Friday, January 27, 2017

Begonia Enters the Sea of Cortez

[Kyle]A nice tailwind assisted us leaving Bahia Santa Maria for the coastal trip to the tip of the Baja peninsula. Around sunrise the next morning, it started to die off enough to make deploying the spinnaker seem like a good idea. We had it up the whole day, flying along in light winds and beautiful flat seas.

We sailed past Cabo San Lucas and into the lee of Baja just after sunset. We switched back to our working sails for the turn upwind and ghosted past the town. Early in the morning, at San Jose del Cabo, the north wind returned in earnest and we started zigzagging our way up the Sea of Cortez on the east side of Baja. We were able to get a good enough phone signal passing San Jose Del Cabo to get an amended forecast, which indicated we would have to wait a day longer for favorable winds than the prior forecast had indicated. We decided to beat upwind just to the next protected anchorage at Los Frailes and stop there for the night until the winds got better.

We didn’t spend enough time there to go ashore or to see anything, but it was nice to be relieved of the need to keep constant watch and to be able to enjoy dinner together.

We were up early for more upwind sailing in light air. It took us another day and a half to make it as far as La Paz. There, the wind backed to the west and we were able to start pointing the direction we wanted to go, eliminating all of the extra mileage of tacking.

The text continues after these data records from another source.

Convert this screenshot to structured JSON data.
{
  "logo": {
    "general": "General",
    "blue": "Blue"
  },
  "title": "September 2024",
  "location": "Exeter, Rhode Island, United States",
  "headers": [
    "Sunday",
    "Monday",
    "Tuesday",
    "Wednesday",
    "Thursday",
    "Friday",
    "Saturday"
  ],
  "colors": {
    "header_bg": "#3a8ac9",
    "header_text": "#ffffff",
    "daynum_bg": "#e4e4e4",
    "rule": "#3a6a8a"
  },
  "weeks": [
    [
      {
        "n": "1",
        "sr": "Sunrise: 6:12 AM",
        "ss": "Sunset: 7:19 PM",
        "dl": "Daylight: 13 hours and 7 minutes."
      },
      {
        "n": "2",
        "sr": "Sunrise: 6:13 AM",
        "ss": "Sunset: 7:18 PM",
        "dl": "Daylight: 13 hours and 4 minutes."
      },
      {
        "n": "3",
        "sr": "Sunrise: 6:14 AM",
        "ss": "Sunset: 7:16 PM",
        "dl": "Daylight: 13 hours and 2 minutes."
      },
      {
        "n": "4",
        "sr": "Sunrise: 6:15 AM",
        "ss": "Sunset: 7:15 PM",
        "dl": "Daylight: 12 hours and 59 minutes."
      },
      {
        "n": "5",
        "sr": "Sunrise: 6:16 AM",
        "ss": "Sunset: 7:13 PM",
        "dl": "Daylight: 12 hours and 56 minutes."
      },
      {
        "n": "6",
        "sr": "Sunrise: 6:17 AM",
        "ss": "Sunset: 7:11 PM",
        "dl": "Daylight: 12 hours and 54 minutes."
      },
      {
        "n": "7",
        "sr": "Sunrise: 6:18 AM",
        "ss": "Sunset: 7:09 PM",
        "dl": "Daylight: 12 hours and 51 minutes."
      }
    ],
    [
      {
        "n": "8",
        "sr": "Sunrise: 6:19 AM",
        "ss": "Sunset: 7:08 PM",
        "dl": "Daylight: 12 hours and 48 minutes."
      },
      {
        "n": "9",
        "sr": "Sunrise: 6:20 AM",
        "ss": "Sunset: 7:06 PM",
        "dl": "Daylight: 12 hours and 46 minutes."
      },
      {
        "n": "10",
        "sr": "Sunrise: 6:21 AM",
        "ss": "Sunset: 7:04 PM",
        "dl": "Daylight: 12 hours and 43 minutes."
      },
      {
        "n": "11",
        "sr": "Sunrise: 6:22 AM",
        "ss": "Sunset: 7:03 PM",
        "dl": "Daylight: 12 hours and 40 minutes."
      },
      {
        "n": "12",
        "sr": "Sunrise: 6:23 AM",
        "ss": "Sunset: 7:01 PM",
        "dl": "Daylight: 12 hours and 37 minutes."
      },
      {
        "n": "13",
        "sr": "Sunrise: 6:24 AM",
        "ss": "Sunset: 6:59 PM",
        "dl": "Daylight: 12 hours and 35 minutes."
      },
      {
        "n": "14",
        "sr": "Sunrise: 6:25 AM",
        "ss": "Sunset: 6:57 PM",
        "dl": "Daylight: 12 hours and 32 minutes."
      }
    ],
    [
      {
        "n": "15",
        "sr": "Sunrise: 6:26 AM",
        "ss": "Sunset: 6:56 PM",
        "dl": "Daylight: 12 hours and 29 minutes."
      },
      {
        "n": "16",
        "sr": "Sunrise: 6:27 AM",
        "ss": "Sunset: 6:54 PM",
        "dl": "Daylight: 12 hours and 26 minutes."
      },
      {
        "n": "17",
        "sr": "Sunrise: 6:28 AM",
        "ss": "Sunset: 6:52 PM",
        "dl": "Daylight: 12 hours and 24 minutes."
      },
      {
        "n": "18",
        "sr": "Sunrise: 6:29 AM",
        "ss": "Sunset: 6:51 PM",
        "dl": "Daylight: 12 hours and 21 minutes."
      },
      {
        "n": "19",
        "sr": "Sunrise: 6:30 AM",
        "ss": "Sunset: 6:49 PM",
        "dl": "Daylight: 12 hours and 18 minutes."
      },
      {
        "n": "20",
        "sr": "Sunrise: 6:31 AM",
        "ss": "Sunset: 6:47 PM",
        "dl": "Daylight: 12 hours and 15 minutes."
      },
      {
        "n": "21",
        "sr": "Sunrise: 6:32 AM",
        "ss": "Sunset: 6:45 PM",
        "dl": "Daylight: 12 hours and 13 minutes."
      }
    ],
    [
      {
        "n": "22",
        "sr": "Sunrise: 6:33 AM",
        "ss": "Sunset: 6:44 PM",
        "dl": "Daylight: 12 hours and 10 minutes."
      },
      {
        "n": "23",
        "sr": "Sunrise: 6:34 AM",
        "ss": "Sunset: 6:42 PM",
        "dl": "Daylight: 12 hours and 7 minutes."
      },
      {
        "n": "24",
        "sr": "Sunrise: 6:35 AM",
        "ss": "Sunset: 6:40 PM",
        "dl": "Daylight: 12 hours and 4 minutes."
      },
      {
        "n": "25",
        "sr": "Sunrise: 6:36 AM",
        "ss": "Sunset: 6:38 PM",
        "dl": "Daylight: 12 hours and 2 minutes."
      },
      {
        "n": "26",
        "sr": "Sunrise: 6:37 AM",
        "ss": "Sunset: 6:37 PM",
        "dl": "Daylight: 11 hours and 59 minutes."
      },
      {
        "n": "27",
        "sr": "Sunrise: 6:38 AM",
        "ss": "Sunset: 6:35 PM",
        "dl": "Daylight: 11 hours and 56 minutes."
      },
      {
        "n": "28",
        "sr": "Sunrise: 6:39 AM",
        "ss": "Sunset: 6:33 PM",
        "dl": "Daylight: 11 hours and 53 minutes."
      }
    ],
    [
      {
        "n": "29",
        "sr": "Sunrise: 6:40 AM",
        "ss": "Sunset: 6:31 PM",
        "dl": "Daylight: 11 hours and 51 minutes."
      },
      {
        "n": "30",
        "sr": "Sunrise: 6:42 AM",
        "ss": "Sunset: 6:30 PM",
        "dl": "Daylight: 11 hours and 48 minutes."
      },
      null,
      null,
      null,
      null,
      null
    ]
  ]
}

About midway through Maryanne’s night watch, I awoke to the sound of building wind and the rush of water streaking past the hull alongside our berth. I heard her reef sails and then reef again and the noise continued to increase. I poked my head out in the cockpit to find Maryanne struggling to lower the mainsail to the next reefing point. The mainsail is most easily reefed while the boat is pointed into the wind, but when she turned upwind, it and the chop would slow us to a crawl. The rudders would lose effectiveness and the autopilot, which had just a few seconds ago had been making small corrections for large heading changes, suddenly needed it to be the other way around. It would react too slowly and then Begonia would be blown downwind, plastering the main on the shrouds and frustrating Maryanne’s attempt to get it out of the building wind. I took over the helm and was able to keep the boat straight enough to allow her to get the sail under control.

Sailing around the tip of Baja - was not all bad at all
Dolphins, Chocolate Cake, sunsets and sunrises

The rest of her night watch was pretty bad. The seas got rougher and rougher and the wind would occasionally gust high enough to need two quick reefs to be put in in a real hurry, with fears of needing another.

It wasn’t as dramatic for me on the backside of the night, but it was still pretty uncomfortable. At least we were finally eating up the miles, but it would have been nice to find some sort of medium.

The subsequent night was more of the same. We were both getting pretty sleep deprived and sick of the conditions. When we got a new forecast for big headwinds coming in a couple of days, we were glad to pull into harbor for some rest at Santa Rosalia.

We anchored as the only boat in the basin in the calm before the storm. The next day, we checked on the rates at the marina and decided to spend out the blow there.

Santa Rosalia is a decent sized little town with a real Old West feel. We were able to stock up on a few much needed provisions as well as source some parts for some minor fix-it jobs. We also found a pretty good fish taco stand.

First views of Santa Rosalia - and with plenty of time to explore

After only a couple of days, we had walked every street at least three times and have a good feel for the place. We will likely be almost another week before the wind dies down and we’ll be able to resume our push north again, so I’m sure we’ll have plenty of time to see all there is to see a few times over.


Mommy Dearest said...

I hadn't yet read this when I talked to you, but hope you find some entertainment in this quaint little town while waiting out the bad weather. So good to hear from you and where did you get that chocolate cake???? Yummy.

SV-Footprint said...

Thanks Carla - and I made the cake - which used way too many dishes/appliances and took way too much effort (I won't be using that particular recipe again)

Ross said...

When reefing under these conditions do you ever start an engine to support pointing up to relieve pressure on the sails or do you always try and do it by easing up on the main with the jib providing forward motion & rudder control?

By the way, I've been a follower of your blog since the beginning and it's nice to have fresh posts!

SV-Footprint said...

Hi Ross. Happy to have you aboard (I think we've seen your comments before :-) )

We rarely start an engine in order to reef, but we have done it. Mostly, to reef the main it is just like you suspect... we alter course to sail close to the wind on the jib alone, and let out the main boom so that the main is not catching the wind. If we are working/sleeping shifts and down to one person managing the boat, then we need to rely on the auto-pilot to keep the boat pointed well while we work at the mast to adjust the main sail (it is much easier when there are two of us).